Según parece, el llamado trastorno pedófilo se caracteriza por la presencia de fantasías, impulsos o comportamientos sexualmente excitantes recurrentes e intensos relacionados con las y los menores de edad, lo que consideramos niños, sin embargo las mujeres menores de edad, denunciantes de estos referidos fotógrafos eran ya adolescentes, de edades en que la ley, la tradición y la religión ya las considera por lo general aptas para contraer matrimonio, esto es, para tener relaciones sexuales legítimas en una relación institucionalizada. El impulso sexual de adultos hacia jovencitas no se suele entender como un trastorno mental sino como una especie de fetichismo tolerado, incluso envidiado cuando “triunfa”, por la sociedad que rodea al varón pero cuando el sujeto activo es una mujer adulta que logra tener relación con un adolescente masculino es socialmente condenado.
¿Es es el arte de la fotografía un coto de caza ideal para depredadores de jovencitas? Parece que sí, adolescentes en busca de ascenso social o de oportunidades laborales, tanto si están siendo animadas por su familia como si están en plena rebeldía juvenil contra la familia, iniciando el camino de su vida sexual en todo caso, dispuestas a tropezar en la misma piedra cuantas veces  sus hormonas aceleradas se lo pidan, son presas muy fáciles para el cazador que ha dispuesto su trampa en un entorno de exaltación de la belleza física donde el photobook y la fotografía de arte son corrientes. Por eso todos estos relatos son aburridamente repetitivos para quienes no los han padecido personalmente, a la vez que tremendamente punitivos para esas víctimas que los han guardado en su alma como un castigo merecido por su ingenuidad idiota o por su rebeldía equivocada o por cualquier otro impulso juvenil que le llevó a aquella primera sesión, pocas veces única.
La impunidad sigue siendo la regla general, el mundo de los adultos tiene amnesia de su propia pasado por la adolescencia que siempre modifica a su conveniencia, así que el fotógrafo no pasa de ser un “viejo verde” al que se le ponían “a huevo” aquellas “pedorrillas” y que hizo lo que cualquier hombre hubiera hecho en las mismas circunstancias. Rara vez los asuntos llegan a la condena social, sobre todo si el fotógrafo es además bueno en su profesión, y menos veces aún llegan a la condena judicial del que preparó las circunstancias para que la pedorrilla se pusiera a huevo de su deseo de viejo verde.

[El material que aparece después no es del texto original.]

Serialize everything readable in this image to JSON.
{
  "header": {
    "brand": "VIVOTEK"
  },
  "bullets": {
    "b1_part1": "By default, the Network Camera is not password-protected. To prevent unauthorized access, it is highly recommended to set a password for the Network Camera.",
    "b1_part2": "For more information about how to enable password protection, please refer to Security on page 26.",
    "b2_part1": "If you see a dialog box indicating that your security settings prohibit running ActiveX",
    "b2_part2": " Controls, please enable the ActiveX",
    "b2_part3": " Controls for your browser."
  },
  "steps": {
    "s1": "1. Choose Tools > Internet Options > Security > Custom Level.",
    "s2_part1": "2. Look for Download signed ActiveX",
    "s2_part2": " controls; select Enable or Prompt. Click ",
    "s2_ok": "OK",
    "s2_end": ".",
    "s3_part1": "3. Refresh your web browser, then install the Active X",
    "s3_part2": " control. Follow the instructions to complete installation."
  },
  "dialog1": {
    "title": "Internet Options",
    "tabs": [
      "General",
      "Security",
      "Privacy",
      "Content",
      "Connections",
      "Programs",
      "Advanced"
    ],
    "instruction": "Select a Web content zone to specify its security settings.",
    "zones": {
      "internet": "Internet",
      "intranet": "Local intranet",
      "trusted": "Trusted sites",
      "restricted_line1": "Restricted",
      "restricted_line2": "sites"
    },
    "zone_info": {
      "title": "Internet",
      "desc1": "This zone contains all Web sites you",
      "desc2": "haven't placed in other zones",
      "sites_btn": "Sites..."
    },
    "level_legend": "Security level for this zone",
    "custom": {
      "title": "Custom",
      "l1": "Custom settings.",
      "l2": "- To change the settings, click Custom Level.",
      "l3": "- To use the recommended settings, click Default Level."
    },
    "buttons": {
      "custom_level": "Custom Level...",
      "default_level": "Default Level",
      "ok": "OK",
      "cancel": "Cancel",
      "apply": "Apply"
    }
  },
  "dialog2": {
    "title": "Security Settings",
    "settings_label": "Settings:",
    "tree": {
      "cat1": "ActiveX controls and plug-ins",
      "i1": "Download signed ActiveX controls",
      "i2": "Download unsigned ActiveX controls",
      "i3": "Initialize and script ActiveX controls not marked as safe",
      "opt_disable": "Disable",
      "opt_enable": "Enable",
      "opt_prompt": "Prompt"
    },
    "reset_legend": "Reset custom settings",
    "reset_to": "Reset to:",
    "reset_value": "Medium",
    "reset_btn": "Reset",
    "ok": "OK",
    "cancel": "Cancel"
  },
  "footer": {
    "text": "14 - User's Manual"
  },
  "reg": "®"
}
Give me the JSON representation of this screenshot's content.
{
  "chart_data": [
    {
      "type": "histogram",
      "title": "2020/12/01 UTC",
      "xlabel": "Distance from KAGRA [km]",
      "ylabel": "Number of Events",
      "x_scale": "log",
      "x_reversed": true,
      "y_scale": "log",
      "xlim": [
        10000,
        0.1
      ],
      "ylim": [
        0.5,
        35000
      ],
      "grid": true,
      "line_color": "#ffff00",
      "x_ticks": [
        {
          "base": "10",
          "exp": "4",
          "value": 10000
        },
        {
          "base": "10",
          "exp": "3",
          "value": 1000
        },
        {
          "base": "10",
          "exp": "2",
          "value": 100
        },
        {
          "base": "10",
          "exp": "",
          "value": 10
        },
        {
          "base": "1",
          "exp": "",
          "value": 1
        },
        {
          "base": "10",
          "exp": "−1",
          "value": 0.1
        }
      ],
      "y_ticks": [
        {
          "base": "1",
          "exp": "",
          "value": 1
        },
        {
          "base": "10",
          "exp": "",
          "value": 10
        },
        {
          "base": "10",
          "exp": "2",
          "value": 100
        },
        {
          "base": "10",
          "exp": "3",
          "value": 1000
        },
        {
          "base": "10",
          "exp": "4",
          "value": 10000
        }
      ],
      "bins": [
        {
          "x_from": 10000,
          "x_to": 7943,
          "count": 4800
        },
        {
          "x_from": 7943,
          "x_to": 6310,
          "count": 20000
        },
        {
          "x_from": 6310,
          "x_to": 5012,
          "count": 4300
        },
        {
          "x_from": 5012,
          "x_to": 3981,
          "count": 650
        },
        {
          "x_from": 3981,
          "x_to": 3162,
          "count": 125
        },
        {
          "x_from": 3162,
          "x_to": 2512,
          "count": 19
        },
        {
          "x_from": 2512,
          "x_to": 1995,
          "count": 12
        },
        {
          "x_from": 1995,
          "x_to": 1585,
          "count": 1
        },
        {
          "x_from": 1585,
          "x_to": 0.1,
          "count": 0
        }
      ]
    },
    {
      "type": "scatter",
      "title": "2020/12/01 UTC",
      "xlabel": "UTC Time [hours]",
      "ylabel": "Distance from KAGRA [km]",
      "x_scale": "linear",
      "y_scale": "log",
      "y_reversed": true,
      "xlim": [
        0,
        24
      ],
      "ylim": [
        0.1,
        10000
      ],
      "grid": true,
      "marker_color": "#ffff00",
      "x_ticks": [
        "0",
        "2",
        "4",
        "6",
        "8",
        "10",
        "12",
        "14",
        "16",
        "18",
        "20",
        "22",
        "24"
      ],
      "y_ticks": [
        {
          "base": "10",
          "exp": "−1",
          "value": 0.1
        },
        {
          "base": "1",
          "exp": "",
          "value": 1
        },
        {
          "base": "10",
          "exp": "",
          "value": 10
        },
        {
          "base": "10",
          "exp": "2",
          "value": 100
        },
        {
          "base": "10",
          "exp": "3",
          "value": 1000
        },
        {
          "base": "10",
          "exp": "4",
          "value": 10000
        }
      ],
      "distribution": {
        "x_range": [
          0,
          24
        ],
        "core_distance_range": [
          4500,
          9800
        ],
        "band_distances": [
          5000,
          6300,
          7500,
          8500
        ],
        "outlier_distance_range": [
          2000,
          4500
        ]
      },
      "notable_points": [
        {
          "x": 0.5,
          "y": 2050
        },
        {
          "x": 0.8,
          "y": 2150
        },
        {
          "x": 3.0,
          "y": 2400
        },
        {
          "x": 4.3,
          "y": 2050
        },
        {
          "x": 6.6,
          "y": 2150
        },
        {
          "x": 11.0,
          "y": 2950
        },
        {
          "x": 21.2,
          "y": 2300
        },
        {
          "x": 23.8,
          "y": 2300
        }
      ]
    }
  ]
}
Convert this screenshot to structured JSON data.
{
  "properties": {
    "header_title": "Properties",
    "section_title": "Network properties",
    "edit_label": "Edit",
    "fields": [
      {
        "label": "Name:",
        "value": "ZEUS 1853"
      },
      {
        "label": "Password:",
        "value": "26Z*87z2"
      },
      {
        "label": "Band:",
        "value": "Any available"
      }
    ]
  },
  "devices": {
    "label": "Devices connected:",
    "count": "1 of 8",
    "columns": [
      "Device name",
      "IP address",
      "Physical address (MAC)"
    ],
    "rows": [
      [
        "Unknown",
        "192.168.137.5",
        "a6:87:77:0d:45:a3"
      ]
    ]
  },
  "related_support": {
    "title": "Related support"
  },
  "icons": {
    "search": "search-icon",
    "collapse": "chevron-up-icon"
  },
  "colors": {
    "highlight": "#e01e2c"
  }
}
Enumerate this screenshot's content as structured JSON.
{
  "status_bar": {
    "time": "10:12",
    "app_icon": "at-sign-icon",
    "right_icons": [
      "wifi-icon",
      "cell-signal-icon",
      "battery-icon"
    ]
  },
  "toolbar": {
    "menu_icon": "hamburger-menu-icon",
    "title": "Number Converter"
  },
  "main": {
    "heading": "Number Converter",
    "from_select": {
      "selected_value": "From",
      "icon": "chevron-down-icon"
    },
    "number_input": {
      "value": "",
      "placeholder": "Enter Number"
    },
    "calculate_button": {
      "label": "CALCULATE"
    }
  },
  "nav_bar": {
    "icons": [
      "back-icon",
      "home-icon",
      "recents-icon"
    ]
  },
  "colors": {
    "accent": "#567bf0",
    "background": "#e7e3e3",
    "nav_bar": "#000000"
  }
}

Sigo creyendo, sin embargo, que algo está cambiando y que el amparo social de estos cazadores se está resquebrajando y que quizá las víctimas que han callado hasta ahora – entiendo sus motivos personales para ese silencio hasta hoy -, están dejando pasar su última oportunidad para liberar su alma de un castigo que jamás merecieron y para pasar ese castigo, traducido en condena social o judicial, a quien sí verdaderamente se lo merece.